Un accord de reconnaissance mutuelle
Il lui reste alors à présenter cet « Accord de reconnaissance mutuelle » que lui-même avait proposé dès 1996 et dont au moins une partie est désormais exigible pour les interventions de chirurgie esthétique « dont le montant estimé est égal ou supérieur à 305 e ou qui se pratiquent sous anesthésie générale ». Cette limite d'obligation ne plaît d'ailleurs pas outre mesure au chirurgien, qui la trouve arbitraire d'une part, péjorative d'autre part, dans la mesure où « elle semble faire de l'acte de chirurgie esthétique une seule affaire d'argent ». De même, il regrette que ne soit pas exigée actuellement une « information écrite sur l'intervention ou sur la définition d'un résultat ».
Aussi a-t-il rédigé à l'intention de ses lecteurs des accords de reconnaissance mutuelle applicables aux grands types d'actes de chirurgie esthétique extrêmement complets. On y trouve non seulement les coordonnées du chirurgien et de la structure où il opère, mais aussi ses qualifications, son assurance professionnelle. Le motif de la consultation précède le nom de l'intervention et sa description, des précisions sur l'anesthésie, l'hospitalisation et les suites opératoires. Mais, surtout, sont nettement explicités, d'une part, les risques thérapeutiques généraux, imprévisibles, d'autre part, les risques liés à la compétence du chirurgien, dont la liste est beaucoup plus longue et les conséquences souvent plus graves selon l'auteur ; que le chirurgien qui se sent compétent puisse raccourcir cette liste n'est pas totalement rassurant.
Enfin, c'est en toutes lettres qu'est exprimé le « résultat final à obtenir », car, pour l'auteur, le résultat étant réellement et précisément prévisible, il est logique qu'il devienne obligatoire.
Si clairs, si compétents et si assurés que soient les chirurgiens plasticiens esthéticiens, il paraît bien difficile de lever toutes les ambiguïtés d'une spécialité aussi délicate, qui, en modifiant un visage, « transforme une vie » ; qui côtoie, parfois de trop près semblent dire les deux auteurs, certains travers de nos sociétés et désordres psychologiques de nos contemporains ; qui peut entraîner des anomalies et des pathologies chez des bien-portants qui demandent un mieux... Certes, ces anomalies et ces pathologies se font de plus en plus rares au fur et à mesure que la compétence progresse.

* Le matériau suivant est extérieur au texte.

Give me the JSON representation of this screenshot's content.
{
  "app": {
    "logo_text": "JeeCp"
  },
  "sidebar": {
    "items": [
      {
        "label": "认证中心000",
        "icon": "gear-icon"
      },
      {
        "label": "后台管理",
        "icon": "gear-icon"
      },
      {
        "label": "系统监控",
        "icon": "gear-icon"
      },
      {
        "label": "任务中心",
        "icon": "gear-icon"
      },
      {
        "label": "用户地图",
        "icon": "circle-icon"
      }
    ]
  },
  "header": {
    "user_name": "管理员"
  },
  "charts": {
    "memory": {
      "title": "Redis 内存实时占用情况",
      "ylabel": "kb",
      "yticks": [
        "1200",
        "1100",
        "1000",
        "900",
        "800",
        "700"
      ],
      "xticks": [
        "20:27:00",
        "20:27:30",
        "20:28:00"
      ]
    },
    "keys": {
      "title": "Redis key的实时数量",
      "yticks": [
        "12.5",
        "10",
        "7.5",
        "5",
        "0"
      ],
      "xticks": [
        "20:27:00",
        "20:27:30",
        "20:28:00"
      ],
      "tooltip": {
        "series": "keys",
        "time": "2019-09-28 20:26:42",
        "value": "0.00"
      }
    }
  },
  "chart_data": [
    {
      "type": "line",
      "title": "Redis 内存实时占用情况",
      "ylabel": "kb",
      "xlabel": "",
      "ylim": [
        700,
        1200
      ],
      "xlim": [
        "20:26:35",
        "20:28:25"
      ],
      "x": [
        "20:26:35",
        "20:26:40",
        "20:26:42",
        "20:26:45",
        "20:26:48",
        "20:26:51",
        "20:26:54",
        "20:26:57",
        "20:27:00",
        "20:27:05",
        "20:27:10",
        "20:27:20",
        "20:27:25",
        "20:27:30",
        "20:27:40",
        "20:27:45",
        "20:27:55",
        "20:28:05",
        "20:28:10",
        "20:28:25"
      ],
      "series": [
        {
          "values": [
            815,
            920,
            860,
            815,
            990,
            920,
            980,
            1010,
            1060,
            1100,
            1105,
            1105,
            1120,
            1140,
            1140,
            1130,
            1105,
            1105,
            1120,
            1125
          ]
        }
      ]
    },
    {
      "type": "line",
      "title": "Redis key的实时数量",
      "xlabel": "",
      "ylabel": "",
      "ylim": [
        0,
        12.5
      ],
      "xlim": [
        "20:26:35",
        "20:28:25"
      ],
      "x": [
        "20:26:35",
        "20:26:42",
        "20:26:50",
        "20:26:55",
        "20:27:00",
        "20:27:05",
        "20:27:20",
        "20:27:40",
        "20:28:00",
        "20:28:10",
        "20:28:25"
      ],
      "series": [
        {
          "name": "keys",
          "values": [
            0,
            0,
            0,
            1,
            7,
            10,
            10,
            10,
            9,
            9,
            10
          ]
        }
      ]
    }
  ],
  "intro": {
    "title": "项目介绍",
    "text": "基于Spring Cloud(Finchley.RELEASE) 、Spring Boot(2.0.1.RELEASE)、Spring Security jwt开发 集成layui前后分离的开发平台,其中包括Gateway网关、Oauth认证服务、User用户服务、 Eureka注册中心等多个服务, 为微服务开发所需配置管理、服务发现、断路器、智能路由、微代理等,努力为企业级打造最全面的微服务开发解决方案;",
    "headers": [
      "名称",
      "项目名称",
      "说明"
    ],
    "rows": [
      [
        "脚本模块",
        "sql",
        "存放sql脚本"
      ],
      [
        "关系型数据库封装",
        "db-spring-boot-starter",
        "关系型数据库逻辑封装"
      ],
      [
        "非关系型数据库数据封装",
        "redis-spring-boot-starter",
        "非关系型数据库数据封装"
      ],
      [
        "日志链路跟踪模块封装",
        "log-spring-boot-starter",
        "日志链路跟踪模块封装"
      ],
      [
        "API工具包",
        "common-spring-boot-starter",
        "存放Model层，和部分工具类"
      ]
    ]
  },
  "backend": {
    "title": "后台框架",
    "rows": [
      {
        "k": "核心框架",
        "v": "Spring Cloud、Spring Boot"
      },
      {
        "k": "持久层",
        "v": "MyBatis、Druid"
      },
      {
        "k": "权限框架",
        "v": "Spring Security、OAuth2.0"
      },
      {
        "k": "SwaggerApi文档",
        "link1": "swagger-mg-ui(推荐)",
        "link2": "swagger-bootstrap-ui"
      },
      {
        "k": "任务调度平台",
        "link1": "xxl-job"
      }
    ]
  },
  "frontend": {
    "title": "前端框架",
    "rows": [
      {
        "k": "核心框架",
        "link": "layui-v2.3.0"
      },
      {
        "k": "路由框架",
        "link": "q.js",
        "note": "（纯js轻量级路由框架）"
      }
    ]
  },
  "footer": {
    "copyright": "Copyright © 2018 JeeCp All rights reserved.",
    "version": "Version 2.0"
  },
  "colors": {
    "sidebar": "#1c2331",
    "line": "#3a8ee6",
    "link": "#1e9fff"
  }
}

Puissent tous les chirurgiens esthéticiens plasticiens suivre Paul Tessier, maître de Jacques Crestinu et grand réparateur de visages, qui a su appliquer autant que transmettre à ses élèves le principe selon lequel on ne fait « que ce que l'on connaît à la perfection ».
« Du bout du nez au bout des seins », Dr Jacques Crestinu, Editions Résidence (42, rue Grégoire-de-Tours, 75006 Paris), 176 pages, 140 F (21,34 e).
« La Vérité en chirurgie esthétique », Dr Pierre Nahon, LCCI (5, square de l'Avenue-du-Bois, 75116 Paris),98 pages, 61 F (9,30 e).